In this year’s State of the Union Show you called for the hourly minimum-wage to be raised from $7.25 to $9.00. That’s an increase of more than 24 percent. Because you trumpet this proposal as one to assist low-paid workers, you, presumably, deny that such a hike in the cost of hiring low-paid workers will prompt employers to hire fewer such workers.

In last year’s State of the Union Show you bragged of your administration’s increase in the tariff rate on Chinese-made automobile tires. This tariff increase, which averages 30 percent over three years, is explicitly designed to dissuade Americans from buying Chinese-made tires – an effect that you recognize and applaud.
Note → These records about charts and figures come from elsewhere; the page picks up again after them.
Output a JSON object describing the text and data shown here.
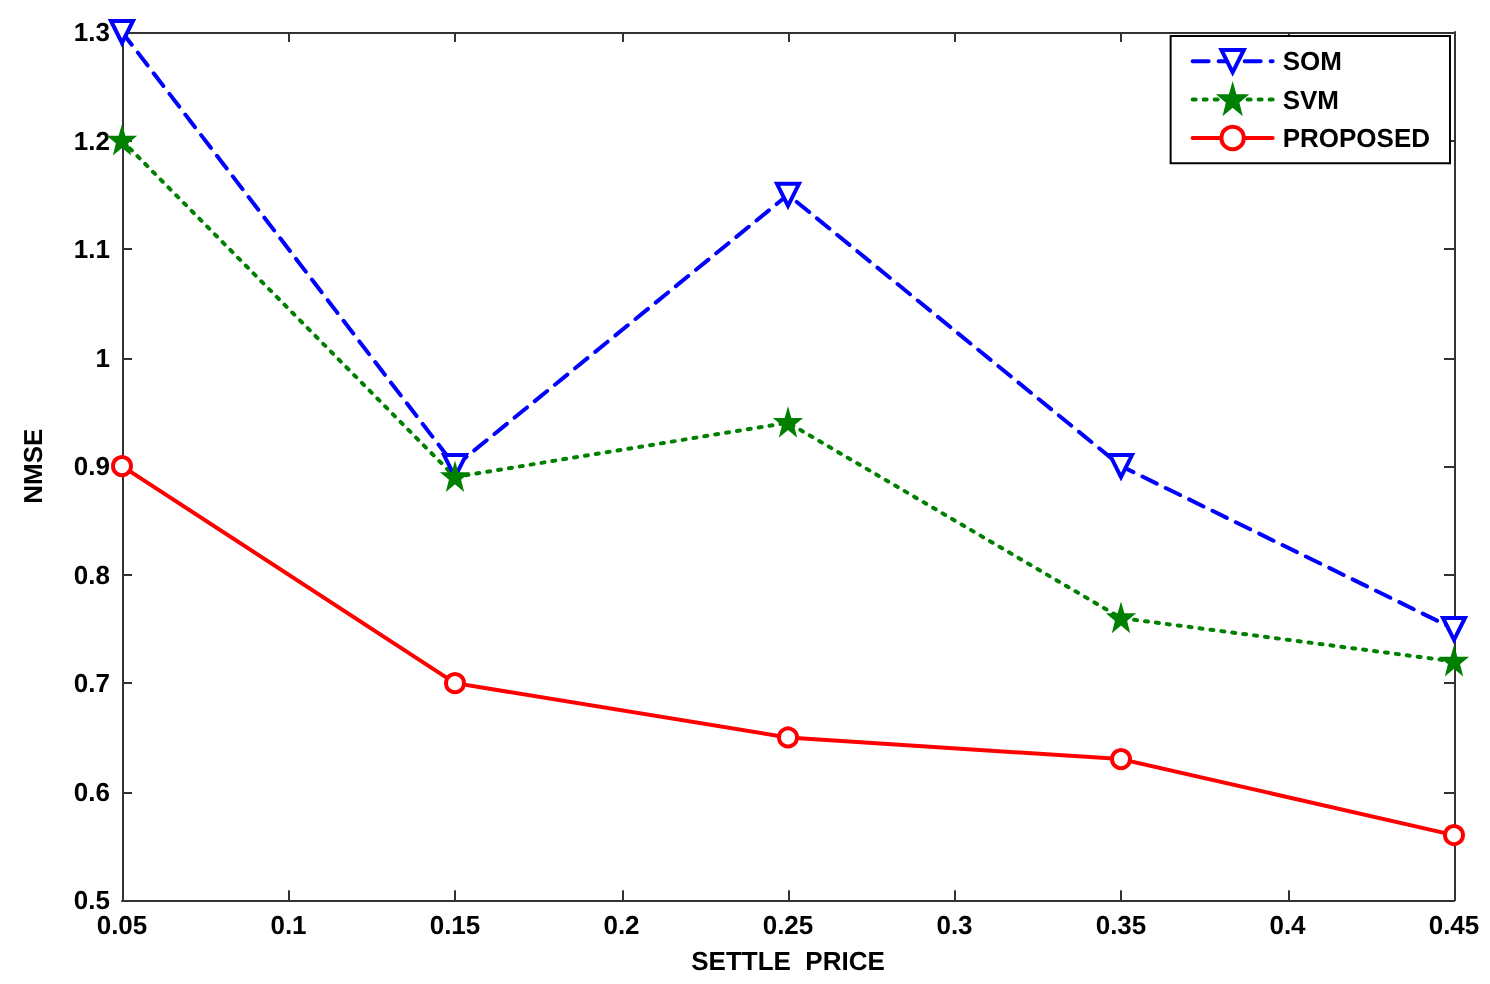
{
  "chart_data": {
    "type": "line",
    "xlabel": "SETTLE  PRICE",
    "ylabel": "NMSE",
    "x": [
      0.05,
      0.15,
      0.25,
      0.35,
      0.45
    ],
    "series": [
      {
        "name": "SOM",
        "color": "#0000ff",
        "marker": "triangle",
        "line_style": "dashed",
        "values": [
          1.3,
          0.9,
          1.15,
          0.9,
          0.75
        ]
      },
      {
        "name": "SVM",
        "color": "#008000",
        "marker": "star",
        "line_style": "dotted",
        "values": [
          1.2,
          0.89,
          0.94,
          0.76,
          0.72
        ]
      },
      {
        "name": "PROPOSED",
        "color": "#ff0000",
        "marker": "circle",
        "line_style": "solid",
        "values": [
          0.9,
          0.7,
          0.65,
          0.63,
          0.56
        ]
      }
    ],
    "xlim": [
      0.05,
      0.45
    ],
    "xticks": [
      0.05,
      0.1,
      0.15,
      0.2,
      0.25,
      0.3,
      0.35,
      0.4,
      0.45
    ],
    "ylim": [
      0.5,
      1.3
    ],
    "yticks": [
      0.5,
      0.6,
      0.7,
      0.8,
      0.9,
      1,
      1.1,
      1.2,
      1.3
    ],
    "grid": false,
    "legend": "top right"
  }
}
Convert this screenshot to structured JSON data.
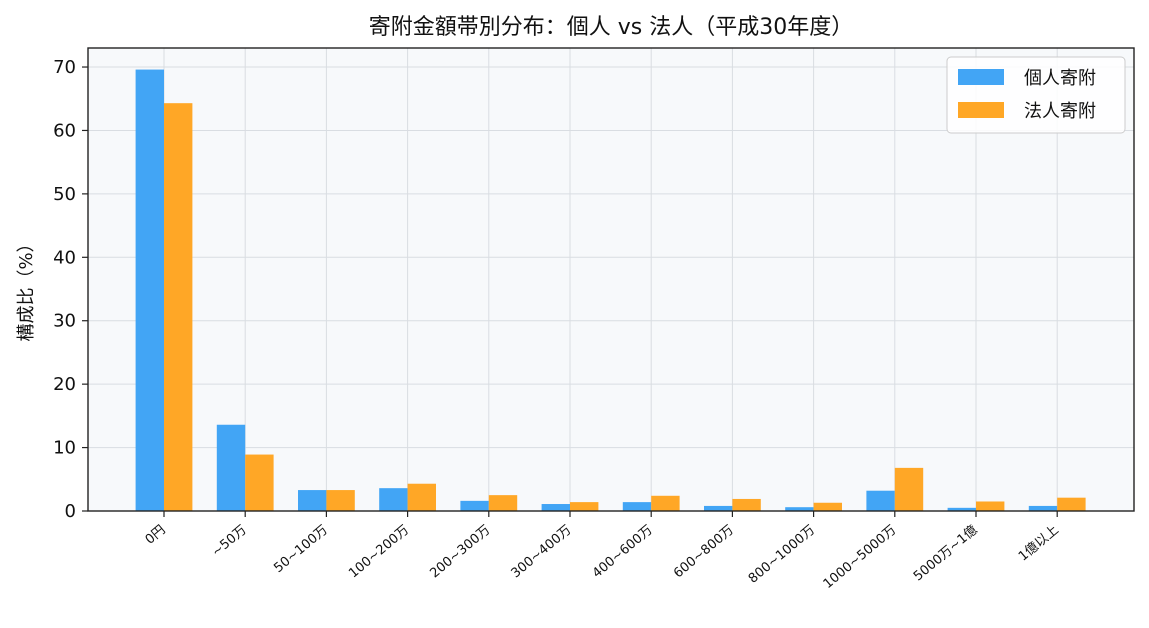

Question: If a government policy that artificially raises the price of Chinese-made tires reduces the quantities of such tires that are bought, why does a government policy that artificially raises the price of low-skilled labor not reduce the quantities of such labor that are hired?

I’m told that you’re a man of science. I await your response.

Sincerely,
Donald J. Boudreaux
Professor of Economics

The whole idea behind tariffs is trade protectionism. We inflate the price of imported goods so that people buy more domestically-made goods. The price changes, and our behavior changes with it.

So why wouldn’t we assume that the same is true of inflating the price of low-wage labor by increasing the minimum wage?